Genel yaklaşım pozitif olmasına rağmen hızlı büyüyen bu şirketlerin önünde engeller de bulunuyor. CEO'ların yüzde 52'si ödemeleri almanın eskisine oranla daha uzun sürdüğünü, bunun da tedarik zincirlerini olumsuz etkilediğini ifade ediyor. Yüzde 29'luk kısım özellikle küçük ölçekli tedarikçilerin, çektikleri sıkıntılar nedeniyle pazardan ayrılmaları gerekebileceğini öngörüyor. Bunun da söz konusu tedarikçilerle çalışan şirketlere zorluk çıkaracağı görülüyor.

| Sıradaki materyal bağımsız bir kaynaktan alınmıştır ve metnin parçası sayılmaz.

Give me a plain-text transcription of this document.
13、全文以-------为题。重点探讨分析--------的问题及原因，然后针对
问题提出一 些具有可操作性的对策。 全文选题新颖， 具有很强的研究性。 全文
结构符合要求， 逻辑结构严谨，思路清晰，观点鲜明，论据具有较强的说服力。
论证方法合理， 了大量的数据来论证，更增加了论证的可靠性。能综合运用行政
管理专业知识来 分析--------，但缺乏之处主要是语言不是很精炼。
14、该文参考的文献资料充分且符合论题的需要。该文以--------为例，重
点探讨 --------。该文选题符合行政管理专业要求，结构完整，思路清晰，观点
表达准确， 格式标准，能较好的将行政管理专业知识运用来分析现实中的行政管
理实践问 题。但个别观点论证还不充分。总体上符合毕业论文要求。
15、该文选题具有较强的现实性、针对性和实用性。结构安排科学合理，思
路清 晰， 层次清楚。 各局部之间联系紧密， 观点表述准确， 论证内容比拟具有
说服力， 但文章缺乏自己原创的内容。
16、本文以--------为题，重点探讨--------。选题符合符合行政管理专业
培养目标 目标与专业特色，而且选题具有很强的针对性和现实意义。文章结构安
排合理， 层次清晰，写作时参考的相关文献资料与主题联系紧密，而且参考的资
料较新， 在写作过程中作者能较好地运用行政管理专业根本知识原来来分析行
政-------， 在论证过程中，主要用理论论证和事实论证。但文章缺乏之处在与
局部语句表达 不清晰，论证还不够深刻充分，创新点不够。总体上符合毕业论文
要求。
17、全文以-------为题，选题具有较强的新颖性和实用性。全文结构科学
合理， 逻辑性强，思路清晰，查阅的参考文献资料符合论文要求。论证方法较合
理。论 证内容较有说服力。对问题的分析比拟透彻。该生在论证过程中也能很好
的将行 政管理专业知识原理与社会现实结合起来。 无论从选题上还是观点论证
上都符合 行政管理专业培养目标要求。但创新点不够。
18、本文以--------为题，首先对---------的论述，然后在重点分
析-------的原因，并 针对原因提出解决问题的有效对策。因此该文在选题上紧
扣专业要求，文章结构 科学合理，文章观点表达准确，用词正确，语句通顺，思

Geçen yıl nitelikli ve yetenekli çalışanların bulunması en büyük sorun iken bu yıl katılımcıların yüzde 16'sı kaybettikleri çalışanların yerine yenilerinin bulunmasının zor olmadığını düşünüyor. Bu sonuç, hem pazar koşullarının hem de pazardaki şirketlerin tavırlarının ne kadar değişmiş olduğunu gösteriyor. Rapor şirketlerin istihdam konusunda daha esnek olmalarına karşılık ekonomik durum iyileştikçe kaliteli elemanlar bulmakta zorluk yaşanabileceğine dikkat çekiyor.

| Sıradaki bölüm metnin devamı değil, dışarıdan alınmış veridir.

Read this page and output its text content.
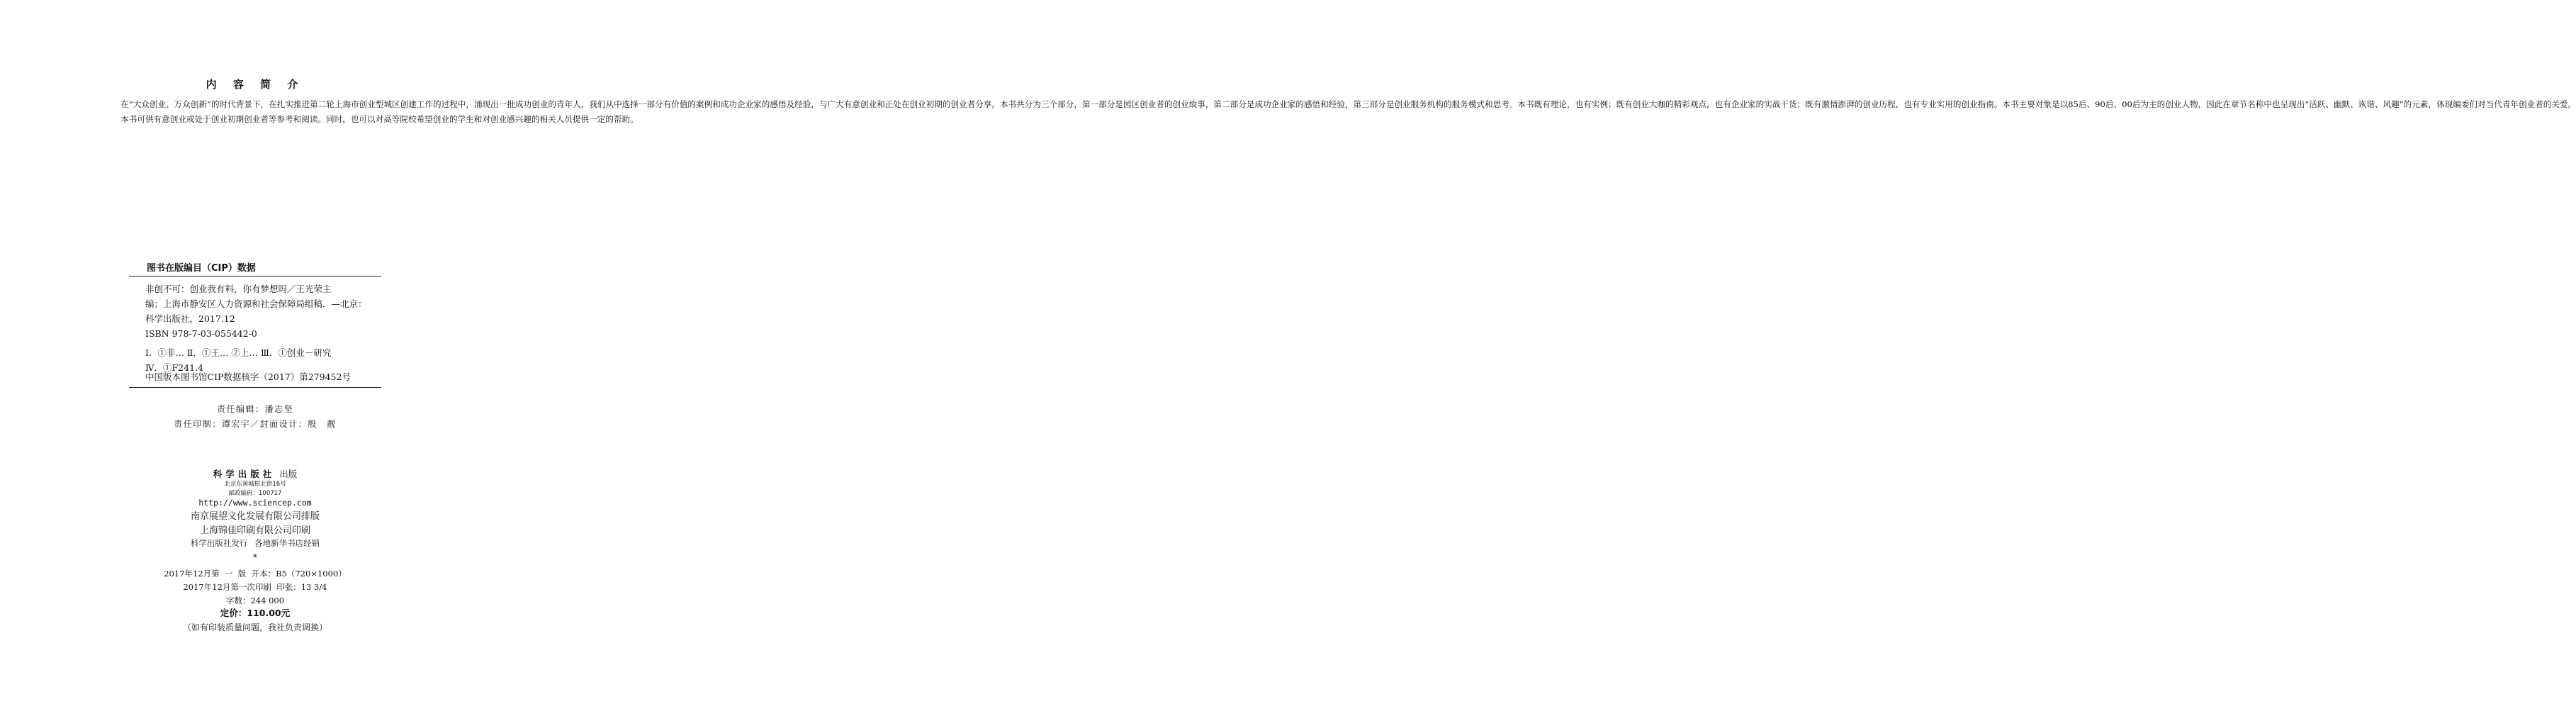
内 容 简 介

在“大众创业、万众创新”的时代背景下，在扎实推进第二轮上海市创业型城区创建工作的过程中，涌现出一批成功创业的青年人，我们从中选择一部分有价值的案例和成功企业家的感悟及经验，与广大有意创业和正处在创业初期的创业者分享。本书共分为三个部分，第一部分是园区创业者的创业故事，第二部分是成功企业家的感悟和经验，第三部分是创业服务机构的服务模式和思考。本书既有理论，也有实例；既有创业大咖的精彩观点，也有企业家的实战干货；既有激情澎湃的创业历程，也有专业实用的创业指南。本书主要对象是以85后、90后、00后为主的创业人物，因此在章节名称中也呈现出“活跃、幽默、诙谐、风趣”的元素，体现编委们对当代青年创业者的关爱。

本书可供有意创业或处于创业初期创业者等参考和阅读。同时，也可以对高等院校希望创业的学生和对创业感兴趣的相关人员提供一定的帮助。

图书在版编目（CIP）数据
非创不可：创业我有料，你有梦想吗／王光荣主
编；上海市静安区人力资源和社会保障局组稿．—北京：
科学出版社，2017.12
ISBN 978-7-03-055442-0
Ⅰ．①非… Ⅱ．①王… ②上… Ⅲ．①创业－研究
Ⅳ．①F241.4
中国版本图书馆CIP数据核字（2017）第279452号
责任编辑：潘志坚
责任印制：谭宏宇／封面设计：殷　靓
科学出版社 出版
北京东黄城根北街16号
邮政编码：100717
http://www.sciencep.com
南京展望文化发展有限公司排版
上海锦佳印刷有限公司印刷
科学出版社发行 各地新华书店经销
*
2017年12月第  一  版  开本：B5（720×1000）
2017年12月第一次印刷  印张：13 3/4
字数：244 000
定价：110.00元
（如有印装质量问题，我社负责调换）
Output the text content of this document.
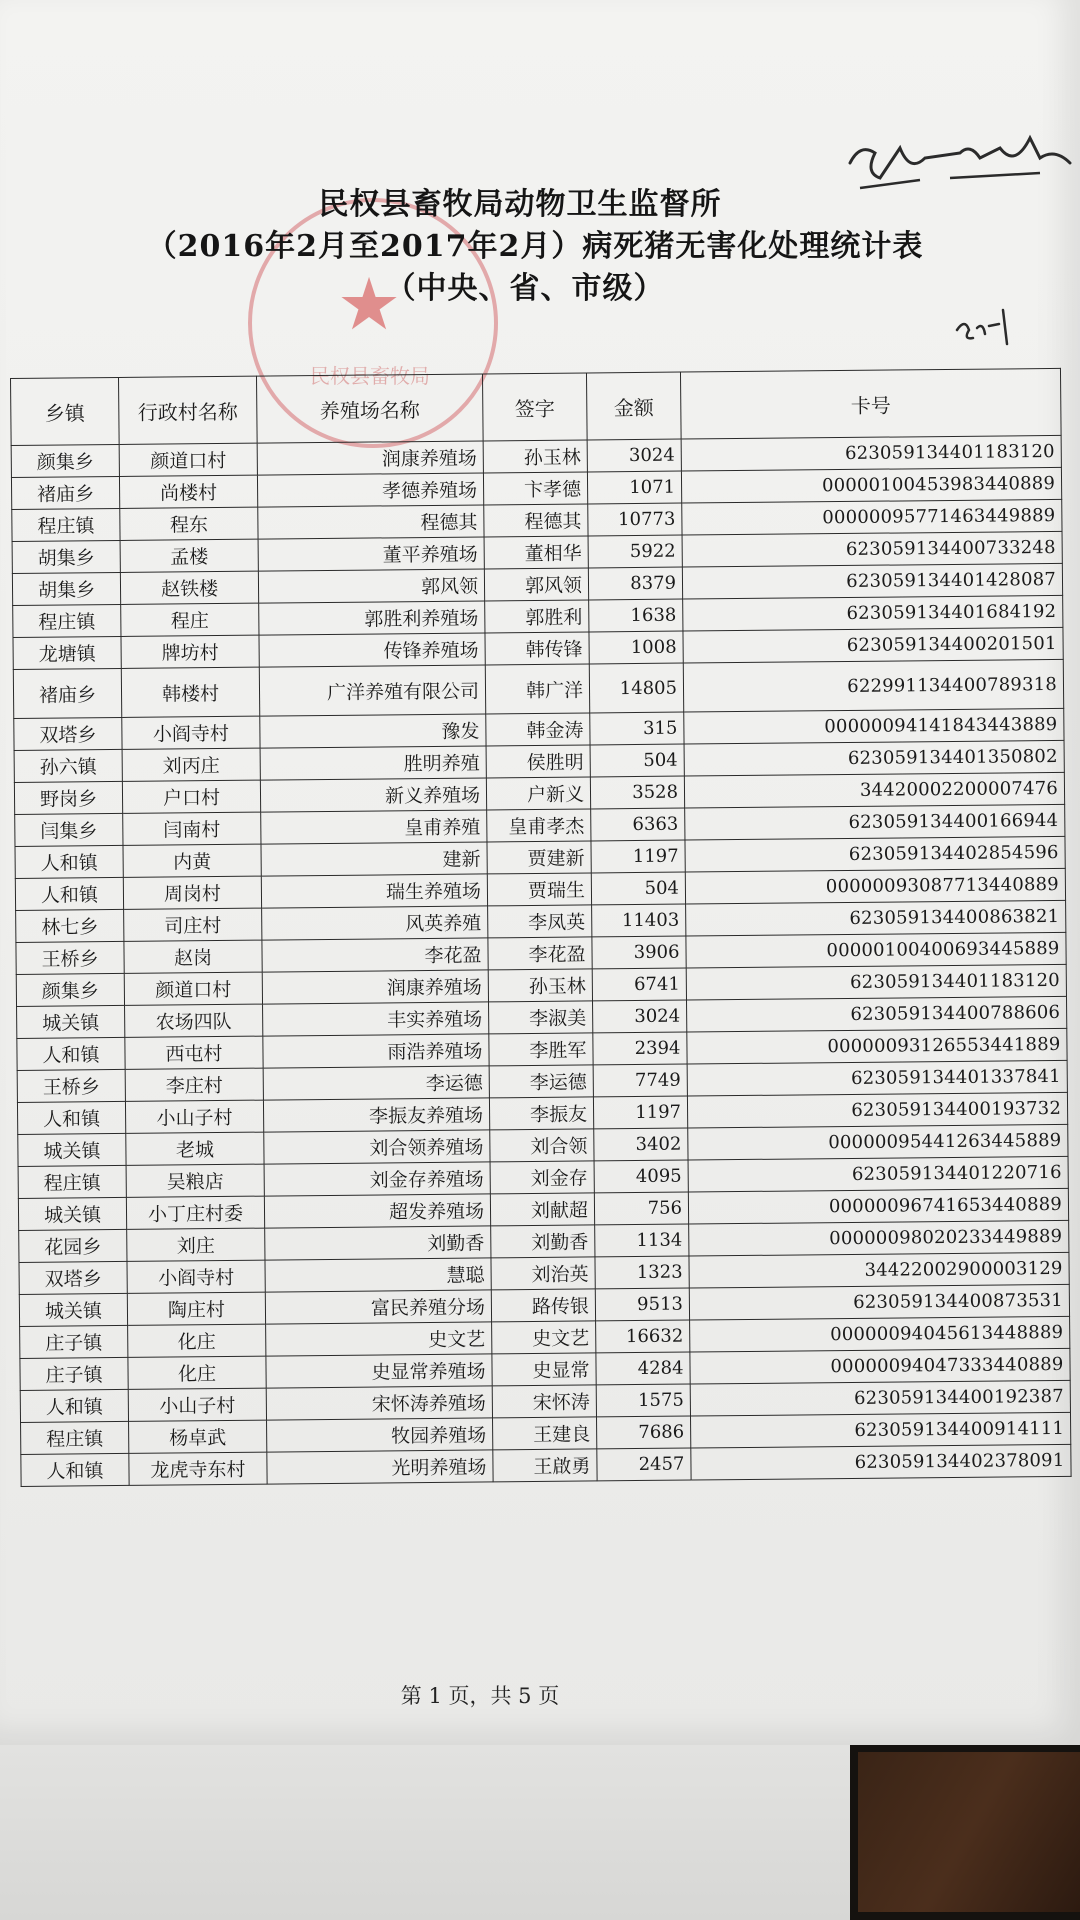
★
民权县畜牧局
民权县畜牧局动物卫生监督所
（2016年2月至2017年2月）病死猪无害化处理统计表
（中央、省、市级）
乡镇	行政村名称	养殖场名称	签字	金额	卡号
颜集乡	颜道口村	润康养殖场	孙玉林	3024	623059134401183120
褚庙乡	尚楼村	孝德养殖场	卞孝德	1071	0000010045398344​0889
程庄镇	程东	程德其	程德其	10773	00000095771463449889
胡集乡	孟楼	董平养殖场	董相华	5922	623059134400733248
胡集乡	赵铁楼	郭风领	郭风领	8379	623059134401428087
程庄镇	程庄	郭胜利养殖场	郭胜利	1638	623059134401684192
龙塘镇	牌坊村	传锋养殖场	韩传锋	1008	623059134400201501
褚庙乡	韩楼村	广洋养殖有限公司	韩广洋	14805	622991134400789318
双塔乡	小阎寺村	豫发	韩金涛	315	00000094141843443889
孙六镇	刘丙庄	胜明养殖	侯胜明	504	623059134401350802
野岗乡	户口村	新义养殖场	户新义	3528	3442000220000​7476
闫集乡	闫南村	皇甫养殖	皇甫孝杰	6363	623059134400166944
人和镇	内黄	建新	贾建新	1197	623059134402854596
人和镇	周岗村	瑞生养殖场	贾瑞生	504	00000093087713440889
林七乡	司庄村	风英养殖	李凤英	11403	623059134400863821
王桥乡	赵岗	李花盈	李花盈	3906	00000100400693445889
颜集乡	颜道口村	润康养殖场	孙玉林	6741	623059134401183120
城关镇	农场四队	丰实养殖场	李淑美	3024	623059134400788606
人和镇	西屯村	雨浩养殖场	李胜军	2394	00000093126553441889
王桥乡	李庄村	李运德	李运德	7749	623059134401337841
人和镇	小山子村	李振友养殖场	李振友	1197	623059134400193732
城关镇	老城	刘合领养殖场	刘合领	3402	00000095441263445889
程庄镇	吴粮店	刘金存养殖场	刘金存	4095	623059134401220716
城关镇	小丁庄村委	超发养殖场	刘献超	756	00000096741653440889
花园乡	刘庄	刘勤香	刘勤香	1134	00000098020233449889
双塔乡	小阎寺村	慧聪	刘治英	1323	3442200290000​3129
城关镇	陶庄村	富民养殖分场	路传银	9513	623059134400873531
庄子镇	化庄	史文艺	史文艺	16632	00000094045613448889
庄子镇	化庄	史显常养殖场	史显常	4284	00000094047333440889
人和镇	小山子村	宋怀涛养殖场	宋怀涛	1575	623059134400192387
程庄镇	杨卓武	牧园养殖场	王建良	7686	623059134400914111
人和镇	龙虎寺东村	光明养殖场	王啟勇	2457	623059134402378091
第 1 页，共 5 页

Şirketlerin pek çoğu çevreci ürünlere verdikleri önemi ve yaptıkları yatırımları artırırken, müşterilerin bakış açısında bir değişiklik meydana geldiği görülüyor. CEO'ların yüzde 81'i müşterilerinin sadece fiyatla ilgilendiğini ve çevreci faktörleri göz önünde bulundurmadıklarını belirtiyor. Özellikle bu zor zamanlarda çevreci yaklaşımlar maliyet ve verimlilik konularına odaklanmayı gerektiriyor. Kanunlar tarafından desteklenmediği sürece zorunlu olmayan çevreci yaklaşımlar şirketler için ekstra masraf oluşturuyor.
Anket sonuçlarında Türk CEO'ların geleceğe odaklandıkları görülüyor. Ekonomik düşüşe rağmen Ar-Ge yatırımlarını artırmaları ve finansman sağlamakta zorluk çekmemeleri uzun dönemde rekabete hazırlanmalarını sağlıyor.
Farklı ve kaliteli ürünler, nitelikli çalışanlar ve güçlü iş stratejileri şirketlerin büyümesinde önemli rol oynayan faktörler olarak öne çıkıyor. Yeni teknolojilerin keşfedilmesi ve kullanılmasının önemi giderek artıyor. Türk CEO'lar karşılaştıkları en büyük zorluklar olarak yeni liderler yetiştirmeyi, sorumluluk dağıtımını ve kârlılığı elde edip sürekliliği sağlamayı gösteriyor.